Dari Abu Sa'id Sa’d bin Malik bin Sinan
Al-Khudriy radhiyallahu 'anhu; Nabiyullah shallallahu 'alaihi
wasallam bersabda:
"كَانَ فِيمنْ كَانَ قَبْلكُمْ رَجُلٌ
قَتَلَ تِسْعةً وتِسْعين نفْساً، فسأَل عَنْ أَعلَم أَهْلِ الأَرْضِ فدُلَّ عَلَى
راهِبٍ، فَأَتَاهُ فقال: إِنَّهُ قَتَل تِسعةً وتسعِينَ نَفْساً، فَهلْ لَهُ مِنْ
توْبَةٍ؟ فقالَ: لا فقتلَهُ فكمَّلَ بِهِ مِائةً ثمَّ سألَ عَنْ أَعْلَمِ أهلِ
الأرضِ، فدُلَّ على رجلٍ عالمٍ فقال: إنهَ قَتل مائةَ نفسٍ فهلْ لَهُ مِنْ
تَوْبةٍ؟ فقالَ: نَعَمْ ومنْ يحُولُ بيْنَهُ وبيْنَ التوْبة؟ انْطَلِقْ إِلَى
أَرْضِ كَذَا وكَذَا، فإِنَّ بِهَا أُنَاساً يعْبُدُونَ الله تَعَالَى فاعْبُدِ
الله مَعْهُمْ، ولاَ تَرْجعْ إِلى أَرْضِكَ فإِنَّهَا أَرْضُ سُوءٍ، فانطَلَق
حتَّى إِذا نَصَف الطَّريقُ أَتَاهُ الْموْتُ فاختَصمتْ فيهِ مَلائكَةُ
الرَّحْمَةِ وملاكةُ الْعَذابِ. فقالتْ ملائكةُ الرَّحْمَةَ: جاءَ تائِباً مُقْبلا
بِقلْبِهِ إِلى اللَّهِ تَعَالَى، وقالَتْ ملائكَةُ الْعذابِ: إِنَّهُ لمْ
يَعْمَلْ خيْراً قطُّ، فأَتَاهُمْ مَلكٌ في صُورَةِ آدَمِيٍّ فجعلوهُ بيْنهُمْ أَي
-حَكَماً- فقالَ: قِيسُوا ما بَيْن الأَرْضَين فإِلَى أَيَّتهما كَان أَدْنى فهْو
لَهُ، فقاسُوا فوَجَدُوه أَدْنى إِلَى الأَرْضِ التي أَرَادَ، فَقبَضْتهُ
مَلائكَةُ الرَّحمةِ" [صحيح البخاري ومسلم]

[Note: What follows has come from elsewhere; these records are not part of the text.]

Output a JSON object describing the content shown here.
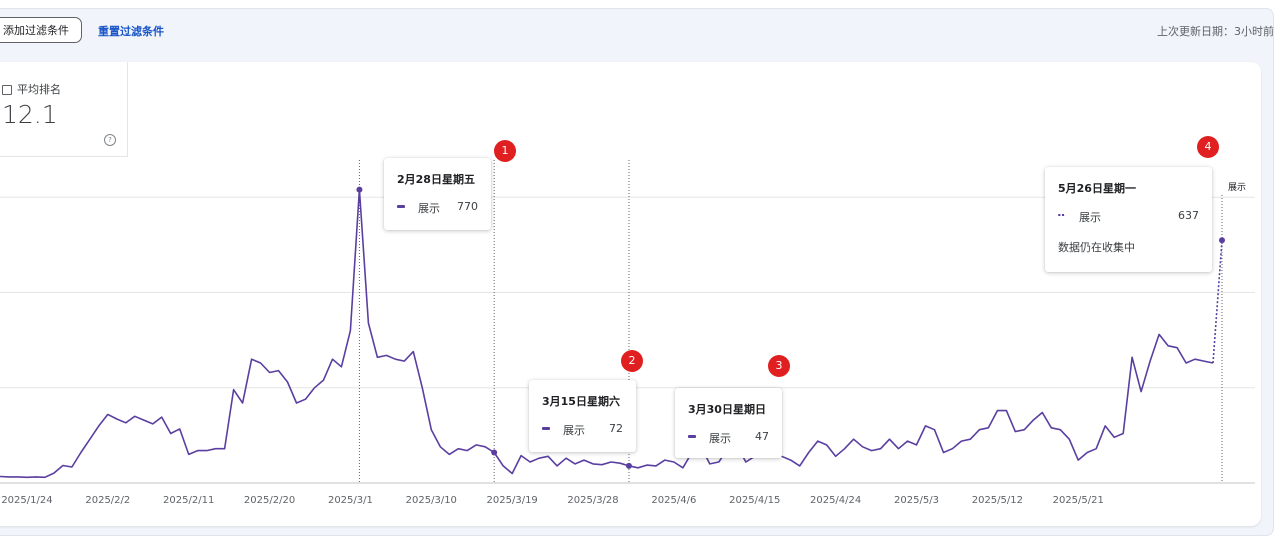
{
  "toolbar": {
    "add_filter_label": "添加过滤条件",
    "reset_filter_label": "重置过滤条件",
    "last_update": "上次更新日期：3小时前"
  },
  "metric": {
    "label": "平均排名",
    "value": "12.1",
    "help_icon": "help-circle-icon"
  },
  "chart_data": {
    "type": "line",
    "series": [
      {
        "name": "展示",
        "color": "#5a3fa0",
        "values": [
          17,
          16,
          16,
          15,
          16,
          15,
          26,
          46,
          42,
          80,
          115,
          150,
          180,
          168,
          158,
          175,
          165,
          155,
          173,
          130,
          142,
          75,
          85,
          85,
          90,
          90,
          245,
          210,
          325,
          315,
          290,
          295,
          265,
          210,
          220,
          250,
          270,
          325,
          305,
          400,
          770,
          420,
          330,
          335,
          325,
          320,
          345,
          250,
          140,
          95,
          75,
          90,
          85,
          100,
          95,
          80,
          45,
          25,
          72,
          55,
          65,
          70,
          45,
          65,
          50,
          60,
          50,
          48,
          55,
          52,
          45,
          40,
          47,
          45,
          60,
          55,
          40,
          80,
          95,
          50,
          55,
          90,
          100,
          55,
          70,
          75,
          80,
          70,
          60,
          45,
          80,
          110,
          100,
          70,
          90,
          115,
          95,
          85,
          90,
          115,
          90,
          110,
          100,
          150,
          140,
          80,
          90,
          110,
          115,
          140,
          145,
          190,
          190,
          135,
          140,
          165,
          185,
          145,
          140,
          115,
          60,
          80,
          90,
          150,
          120,
          130,
          330,
          240,
          320,
          390,
          360,
          355,
          315,
          325,
          320,
          315,
          637
        ]
      }
    ],
    "x_tick_labels": [
      "2025/1/24",
      "2025/2/2",
      "2025/2/11",
      "2025/2/20",
      "2025/3/1",
      "2025/3/10",
      "2025/3/19",
      "2025/3/28",
      "2025/4/6",
      "2025/4/15",
      "2025/4/24",
      "2025/5/3",
      "2025/5/12",
      "2025/5/21"
    ],
    "ylim": [
      0,
      1000
    ],
    "grid": true,
    "right_axis_label": "展示",
    "markers": [
      40,
      55,
      70,
      136
    ],
    "tooltips": [
      {
        "index": 40,
        "date": "2月28日星期五",
        "series": "展示",
        "value": "770",
        "badge": "1"
      },
      {
        "index": 55,
        "date": "3月15日星期六",
        "series": "展示",
        "value": "72",
        "badge": "2"
      },
      {
        "index": 70,
        "date": "3月30日星期日",
        "series": "展示",
        "value": "47",
        "badge": "3"
      },
      {
        "index": 136,
        "date": "5月26日星期一",
        "series": "展示",
        "value": "637",
        "note": "数据仍在收集中",
        "badge": "4"
      }
    ]
  }
}
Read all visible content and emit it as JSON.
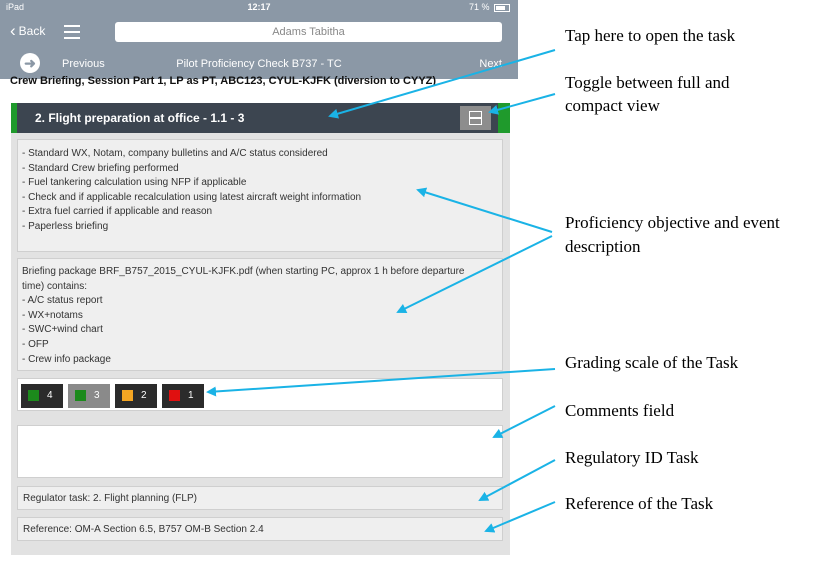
{
  "status_bar": {
    "device": "iPad",
    "time": "12:17",
    "battery": "71 %"
  },
  "nav": {
    "back_label": "Back",
    "user_name": "Adams Tabitha"
  },
  "title_bar": {
    "previous_label": "Previous",
    "title": "Pilot Proficiency Check B737 - TC",
    "next_label": "Next"
  },
  "session_line": "Crew Briefing, Session Part 1, LP as PT, ABC123, CYUL-KJFK (diversion to CYYZ)",
  "task": {
    "title": "2.  Flight preparation at office  - 1.1 - 3",
    "objective_lines": [
      "- Standard WX, Notam, company bulletins and A/C status considered",
      "- Standard Crew briefing performed",
      "- Fuel tankering calculation using NFP if applicable",
      "- Check and if applicable recalculation using latest aircraft weight information",
      "- Extra fuel carried if applicable and reason",
      "- Paperless briefing"
    ],
    "briefing_lines": [
      "Briefing package BRF_B757_2015_CYUL-KJFK.pdf (when starting PC, approx 1 h before departure",
      "time) contains:",
      "- A/C status report",
      "- WX+notams",
      "- SWC+wind chart",
      "- OFP",
      "- Crew info package"
    ],
    "grades": [
      {
        "label": "4",
        "color": "#1c8a1c",
        "bg": "#2b2b2b"
      },
      {
        "label": "3",
        "color": "#1c8a1c",
        "bg": "#8a8a8a"
      },
      {
        "label": "2",
        "color": "#f5a623",
        "bg": "#2b2b2b"
      },
      {
        "label": "1",
        "color": "#e01010",
        "bg": "#2b2b2b"
      }
    ],
    "regulator": "Regulator task: 2. Flight planning (FLP)",
    "reference": "Reference: OM-A Section 6.5, B757 OM-B Section 2.4"
  },
  "callouts": {
    "open_task": "Tap here to open the task",
    "toggle_line1": "Toggle between full and",
    "toggle_line2": "compact view",
    "objective_line1": "Proficiency objective and event",
    "objective_line2": "description",
    "grading": "Grading scale of the Task",
    "comments": "Comments field",
    "regulatory": "Regulatory ID Task",
    "reference": "Reference of the Task"
  },
  "colors": {
    "accent_arrow": "#1ab3e6",
    "header": "#3c4550",
    "nav": "#8b98a6",
    "task_green": "#1f9a2c"
  }
}
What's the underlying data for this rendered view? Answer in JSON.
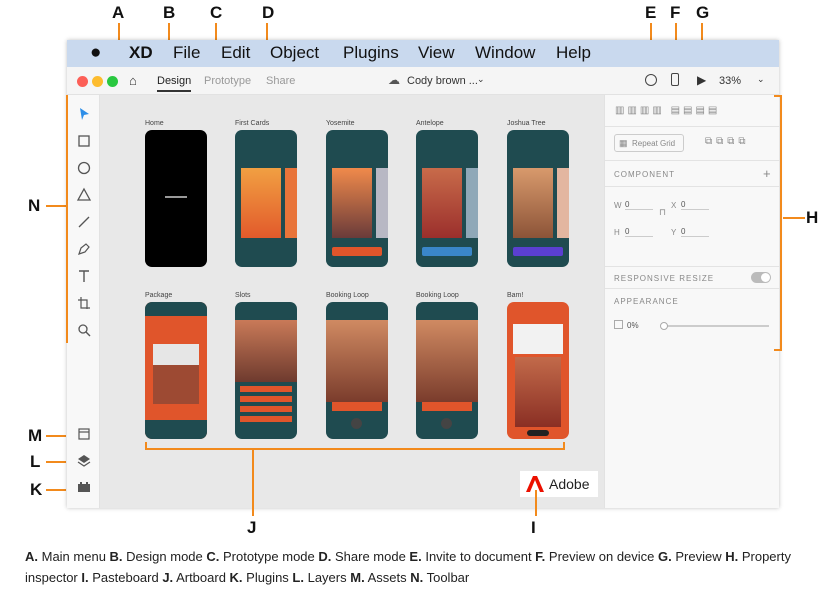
{
  "callouts": {
    "a": "A",
    "b": "B",
    "c": "C",
    "d": "D",
    "e": "E",
    "f": "F",
    "g": "G",
    "h": "H",
    "i": "I",
    "j": "J",
    "k": "K",
    "l": "L",
    "m": "M",
    "n": "N"
  },
  "menubar": {
    "app": "XD",
    "items": [
      "File",
      "Edit",
      "Object",
      "Plugins",
      "View",
      "Window",
      "Help"
    ]
  },
  "titlebar": {
    "tabs": [
      "Design",
      "Prototype",
      "Share"
    ],
    "doc_name": "Cody brown ...",
    "zoom": "33%"
  },
  "artboards": [
    {
      "name": "Home"
    },
    {
      "name": "First Cards"
    },
    {
      "name": "Yosemite"
    },
    {
      "name": "Antelope"
    },
    {
      "name": "Joshua Tree"
    },
    {
      "name": "Package"
    },
    {
      "name": "Slots"
    },
    {
      "name": "Booking Loop"
    },
    {
      "name": "Booking Loop"
    },
    {
      "name": "Bam!"
    }
  ],
  "inspector": {
    "repeat_grid": "Repeat Grid",
    "component": "COMPONENT",
    "w_label": "W",
    "w_val": "0",
    "x_label": "X",
    "x_val": "0",
    "h_label": "H",
    "h_val": "0",
    "y_label": "Y",
    "y_val": "0",
    "responsive": "RESPONSIVE RESIZE",
    "appearance": "APPEARANCE",
    "opacity": "0%"
  },
  "brand": "Adobe",
  "colors": {
    "accent": "#f28a1c",
    "menubar": "#c9d9ee",
    "adobe_red": "#eb1000",
    "teal": "#1d4a4f",
    "orange": "#e0552b"
  },
  "caption": [
    {
      "k": "A.",
      "t": " Main menu "
    },
    {
      "k": "B.",
      "t": " Design mode "
    },
    {
      "k": "C.",
      "t": " Prototype mode "
    },
    {
      "k": "D.",
      "t": " Share mode "
    },
    {
      "k": "E.",
      "t": " Invite to document "
    },
    {
      "k": "F.",
      "t": " Preview on device "
    },
    {
      "k": "G.",
      "t": " Preview "
    },
    {
      "k": "H.",
      "t": " Property inspector "
    },
    {
      "k": "I.",
      "t": " Pasteboard "
    },
    {
      "k": "J.",
      "t": " Artboard "
    },
    {
      "k": "K.",
      "t": " Plugins "
    },
    {
      "k": "L.",
      "t": " Layers "
    },
    {
      "k": "M.",
      "t": " Assets "
    },
    {
      "k": "N.",
      "t": " Toolbar"
    }
  ]
}
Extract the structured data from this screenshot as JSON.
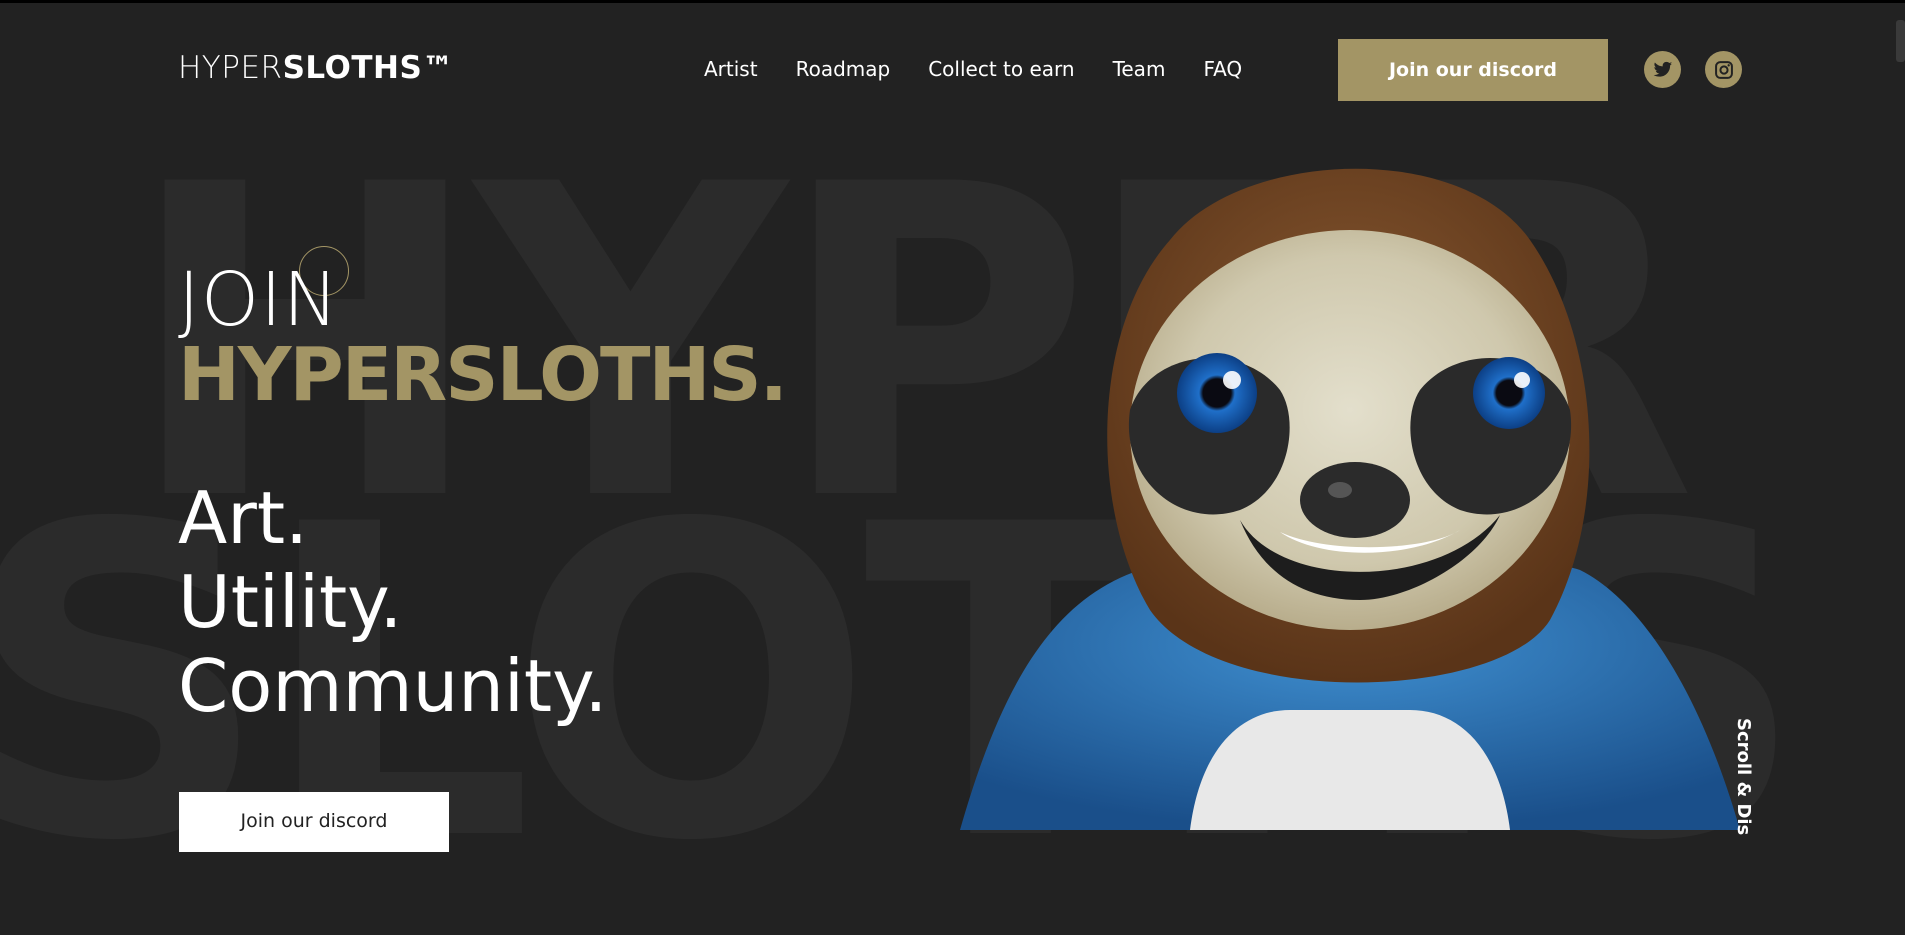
{
  "header": {
    "logo_light": "HYPER",
    "logo_bold": "SLOTHS™",
    "nav": [
      "Artist",
      "Roadmap",
      "Collect to earn",
      "Team",
      "FAQ"
    ],
    "cta_label": "Join our discord",
    "social": {
      "twitter_icon": "twitter-icon",
      "instagram_icon": "instagram-icon"
    }
  },
  "hero": {
    "join": "JOIN",
    "brand": "HYPERSLOTHS.",
    "tagline": [
      "Art.",
      "Utility.",
      "Community."
    ],
    "cta_label": "Join our discord",
    "scroll_hint": "Scroll & Dis",
    "bg_row1": "HYPER",
    "bg_row2": "SLOTHS"
  },
  "colors": {
    "accent": "#a39565",
    "background": "#222222",
    "watermark": "#2b2b2b"
  }
}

"Pada jaman dahulu ada seorang
laki-laki yang telah membunuh sembilan puluh sembilan orang. Kemudian orang
tersebut mencari orang alim yang paling banyak ilmunya. Lalu ditunjukan kepada
seorang rahib (ahli ibadah) dan ia pun langsung mendatanginya. Kepada rahib
tersebut ia berterus terang bahwasanya ia telah membunuh sembilan puluh
sembilan orang dan apakah taubatnya itu akan diterima? Ternyata rahib itu
malahan menjawab; 'Tidak. Taubatmu tidak akan diterima.' Akhirnya laki-laki itu
langsung membunuh sang rahib hingga genaplah kini seratus orang yang telah
dibunuhnya. Kemudian laki-laki itu mencari orang lain lagi yang paling banyak
ilmunya. Lalu ditunjukan kepadanya seorang alim yang mempunyai ilmu yang
banyak. Kepada orang alim tersebut, laki-laki itu berkata; 'Saya telah membunuh
seratus orang dan apakah taubat saya akan diterima? ' Orang alim itu menjawab;
'Ya. Tidak ada penghalang antara taubatmu dan dirimu. Pergilah ke daerah ini dan
itu, karena di sana banyak orang yang beribadah kepada Allah -Subhanahu Wa
Ta'ala-. Setelah itu, beribadahlah kamu kepada Allah bersama mereka dan
janganlah kamu kembali ke daerahmu, karena daerahmu itu termasuk lingkungan
yang buruk.' Maka berangkatlah laki-laki itu ke daerah yang telah ditunjukan
tersebut. Di tengah perjalanan menuju ke sana laki-laki itu meninggal dunia.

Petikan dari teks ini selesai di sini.